Data Catalog - tool for describing the metadata structure, which allows you to quickly find the necessary data storages. In which tables of different databases is a customer's e-mail stored? How are the tables of contracts and clients linked? Who is the owner of a certain table? Data Catalog class solutions answer these and other questions.

OpenMetadata and Amundsen.io - some of the most mature freely available tools of this class. They automatically extract metadata from various DBMSs and other sources of structured information, store it in a graph DBMS, and make it available for searching and browsing. Building a Data Catalog seems like an uncomplicated task. But what is the next step?

Data consolidation

Business users and data analysts not only need to search and browse metadata, but also extract, cleanse, validate, consolidate information from sources, and create new data sets for processing with ML tools and use in business processes. The DataVera EKG Platform provides all of these functions, allowing you to extract and consolidate data from multiple sources into a single reference set.
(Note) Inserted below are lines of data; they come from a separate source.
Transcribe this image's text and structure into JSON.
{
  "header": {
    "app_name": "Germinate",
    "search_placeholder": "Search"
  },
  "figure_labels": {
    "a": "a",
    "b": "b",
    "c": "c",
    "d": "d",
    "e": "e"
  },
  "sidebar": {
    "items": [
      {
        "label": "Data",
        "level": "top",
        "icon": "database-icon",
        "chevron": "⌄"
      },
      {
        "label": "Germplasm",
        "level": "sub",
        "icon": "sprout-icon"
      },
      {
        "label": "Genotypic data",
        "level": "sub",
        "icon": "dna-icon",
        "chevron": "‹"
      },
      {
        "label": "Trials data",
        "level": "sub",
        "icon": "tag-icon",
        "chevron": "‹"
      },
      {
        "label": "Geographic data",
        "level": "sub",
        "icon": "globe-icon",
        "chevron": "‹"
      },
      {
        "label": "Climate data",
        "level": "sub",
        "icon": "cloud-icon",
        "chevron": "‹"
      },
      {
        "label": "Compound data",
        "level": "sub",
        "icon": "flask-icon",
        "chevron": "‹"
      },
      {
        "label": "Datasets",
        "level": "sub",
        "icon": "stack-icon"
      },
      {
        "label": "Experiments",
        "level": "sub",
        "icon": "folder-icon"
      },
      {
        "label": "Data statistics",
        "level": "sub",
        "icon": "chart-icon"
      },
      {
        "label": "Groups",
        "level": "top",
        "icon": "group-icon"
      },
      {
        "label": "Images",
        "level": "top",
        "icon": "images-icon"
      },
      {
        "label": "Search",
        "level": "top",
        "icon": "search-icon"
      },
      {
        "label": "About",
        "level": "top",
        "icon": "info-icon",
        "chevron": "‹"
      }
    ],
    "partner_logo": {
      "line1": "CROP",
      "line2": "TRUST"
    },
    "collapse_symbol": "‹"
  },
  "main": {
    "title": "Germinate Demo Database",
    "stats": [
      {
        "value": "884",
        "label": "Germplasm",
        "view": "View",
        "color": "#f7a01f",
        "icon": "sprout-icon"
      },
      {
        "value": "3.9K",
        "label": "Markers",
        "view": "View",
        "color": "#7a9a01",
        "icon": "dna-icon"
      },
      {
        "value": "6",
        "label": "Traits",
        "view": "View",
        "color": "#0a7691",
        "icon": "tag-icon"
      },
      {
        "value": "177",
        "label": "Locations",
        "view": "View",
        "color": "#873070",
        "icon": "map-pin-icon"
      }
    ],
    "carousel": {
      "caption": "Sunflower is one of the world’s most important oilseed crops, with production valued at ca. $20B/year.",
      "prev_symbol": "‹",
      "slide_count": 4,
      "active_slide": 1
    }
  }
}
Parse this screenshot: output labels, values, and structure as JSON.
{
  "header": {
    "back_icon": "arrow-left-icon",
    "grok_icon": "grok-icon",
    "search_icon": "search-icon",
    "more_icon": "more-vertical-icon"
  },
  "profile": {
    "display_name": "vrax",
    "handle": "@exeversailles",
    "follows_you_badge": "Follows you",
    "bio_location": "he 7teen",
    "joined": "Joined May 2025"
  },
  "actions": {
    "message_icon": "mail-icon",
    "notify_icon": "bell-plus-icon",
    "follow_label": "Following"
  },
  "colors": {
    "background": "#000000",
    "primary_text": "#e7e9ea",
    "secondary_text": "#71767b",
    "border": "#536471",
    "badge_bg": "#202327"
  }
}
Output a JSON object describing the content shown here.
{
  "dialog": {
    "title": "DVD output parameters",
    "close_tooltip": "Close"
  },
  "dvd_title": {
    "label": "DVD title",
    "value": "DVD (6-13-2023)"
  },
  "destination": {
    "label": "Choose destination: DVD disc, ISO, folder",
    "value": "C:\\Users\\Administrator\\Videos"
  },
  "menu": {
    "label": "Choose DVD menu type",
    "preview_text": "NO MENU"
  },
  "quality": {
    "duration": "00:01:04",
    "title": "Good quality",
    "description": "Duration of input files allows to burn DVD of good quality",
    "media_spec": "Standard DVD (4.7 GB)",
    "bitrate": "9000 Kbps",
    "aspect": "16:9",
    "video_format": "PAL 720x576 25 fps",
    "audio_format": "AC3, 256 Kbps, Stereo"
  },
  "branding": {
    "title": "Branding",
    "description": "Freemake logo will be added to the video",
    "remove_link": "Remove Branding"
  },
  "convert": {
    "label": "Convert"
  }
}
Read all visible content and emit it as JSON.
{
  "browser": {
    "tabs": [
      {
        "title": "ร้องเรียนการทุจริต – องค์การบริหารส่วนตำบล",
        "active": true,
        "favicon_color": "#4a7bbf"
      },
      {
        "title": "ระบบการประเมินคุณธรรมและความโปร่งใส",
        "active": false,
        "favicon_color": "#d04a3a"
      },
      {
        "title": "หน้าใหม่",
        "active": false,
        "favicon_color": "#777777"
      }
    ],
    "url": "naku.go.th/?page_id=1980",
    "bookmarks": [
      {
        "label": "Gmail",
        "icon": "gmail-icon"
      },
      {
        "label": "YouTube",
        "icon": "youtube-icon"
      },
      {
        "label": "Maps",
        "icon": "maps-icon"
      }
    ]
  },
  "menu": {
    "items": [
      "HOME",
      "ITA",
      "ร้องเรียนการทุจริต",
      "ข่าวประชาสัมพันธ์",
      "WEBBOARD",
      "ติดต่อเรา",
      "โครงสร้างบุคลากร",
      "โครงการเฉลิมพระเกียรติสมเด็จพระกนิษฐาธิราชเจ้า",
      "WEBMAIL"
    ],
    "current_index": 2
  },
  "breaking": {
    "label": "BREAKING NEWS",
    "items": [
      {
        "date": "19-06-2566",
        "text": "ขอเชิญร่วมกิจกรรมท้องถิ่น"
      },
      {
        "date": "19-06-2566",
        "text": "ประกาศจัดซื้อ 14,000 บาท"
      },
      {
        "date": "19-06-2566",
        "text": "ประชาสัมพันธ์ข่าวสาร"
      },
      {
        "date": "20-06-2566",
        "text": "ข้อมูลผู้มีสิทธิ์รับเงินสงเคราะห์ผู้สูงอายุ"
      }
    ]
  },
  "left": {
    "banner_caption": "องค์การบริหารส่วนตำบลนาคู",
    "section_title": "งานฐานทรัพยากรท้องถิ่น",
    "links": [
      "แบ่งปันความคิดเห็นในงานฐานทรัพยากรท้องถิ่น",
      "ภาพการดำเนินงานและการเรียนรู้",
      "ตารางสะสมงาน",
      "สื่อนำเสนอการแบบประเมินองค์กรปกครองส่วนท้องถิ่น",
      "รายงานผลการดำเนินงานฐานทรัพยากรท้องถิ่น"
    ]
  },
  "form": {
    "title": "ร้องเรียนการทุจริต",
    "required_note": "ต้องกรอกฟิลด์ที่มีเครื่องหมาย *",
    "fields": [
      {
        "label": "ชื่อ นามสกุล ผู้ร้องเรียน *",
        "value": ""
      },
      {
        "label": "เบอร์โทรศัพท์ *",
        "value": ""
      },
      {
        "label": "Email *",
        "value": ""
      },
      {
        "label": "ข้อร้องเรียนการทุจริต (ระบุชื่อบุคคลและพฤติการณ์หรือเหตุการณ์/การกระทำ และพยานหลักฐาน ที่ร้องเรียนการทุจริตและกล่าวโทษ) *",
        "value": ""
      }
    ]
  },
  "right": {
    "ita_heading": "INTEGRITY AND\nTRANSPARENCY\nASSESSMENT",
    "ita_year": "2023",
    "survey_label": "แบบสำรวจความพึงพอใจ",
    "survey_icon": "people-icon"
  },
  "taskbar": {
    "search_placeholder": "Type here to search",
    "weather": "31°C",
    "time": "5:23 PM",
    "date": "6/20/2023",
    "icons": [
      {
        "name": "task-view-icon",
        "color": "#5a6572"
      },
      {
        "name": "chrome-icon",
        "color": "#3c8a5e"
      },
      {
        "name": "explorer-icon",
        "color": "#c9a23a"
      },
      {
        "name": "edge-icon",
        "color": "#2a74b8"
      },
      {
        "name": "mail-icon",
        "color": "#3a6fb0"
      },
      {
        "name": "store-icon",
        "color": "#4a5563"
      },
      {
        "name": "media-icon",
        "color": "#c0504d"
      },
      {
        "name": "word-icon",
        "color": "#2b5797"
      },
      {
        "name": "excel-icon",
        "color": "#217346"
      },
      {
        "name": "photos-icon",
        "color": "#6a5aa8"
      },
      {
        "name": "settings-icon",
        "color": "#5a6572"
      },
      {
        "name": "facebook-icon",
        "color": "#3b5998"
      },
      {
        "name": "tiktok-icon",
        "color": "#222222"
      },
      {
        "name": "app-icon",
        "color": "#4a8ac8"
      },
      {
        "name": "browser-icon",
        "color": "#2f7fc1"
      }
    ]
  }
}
Our product integrates with OpenMetadata and Amundsen.io to automate the creation of mapping rules between source data structure elements and the reference information model. This simplifies the analyst's job of creating rules.

How do Amundsen.io and EKG Platform work together?

Here is an example. Let it be necessary to merge information about the company's customers contained in the databases of two business applications.

The first step in the process is to create a data catalog using OpenMetadata or Amundsen.io. The analyst annotates the data structure automatically extracted from the sources. It is now easy to identify which tables and columns contain which customer information.

The next step is to import the structure of the selected tables into DataVera EKG Platform as a template for mapping rules. Then you need to create the structure of the reference customer data model in EKG Platform and fill in the missing elements in the rule templates - specify which properties of the reference model correspond to which columns of the data source. After that, you can load the data into EKG and continue configuring the normalization, validation and consolidation rules.

The combined use of OpenMetadata / Amundsen.io and the DataVera EKG Platform allows you to go much further than just creating a catalog of data. Structured information can be extracted from sources, transformed and monetized. Data Catalog tools accelerate the analyst's work and simplify the creation of rules for extracting data from business applications into a data governance platform.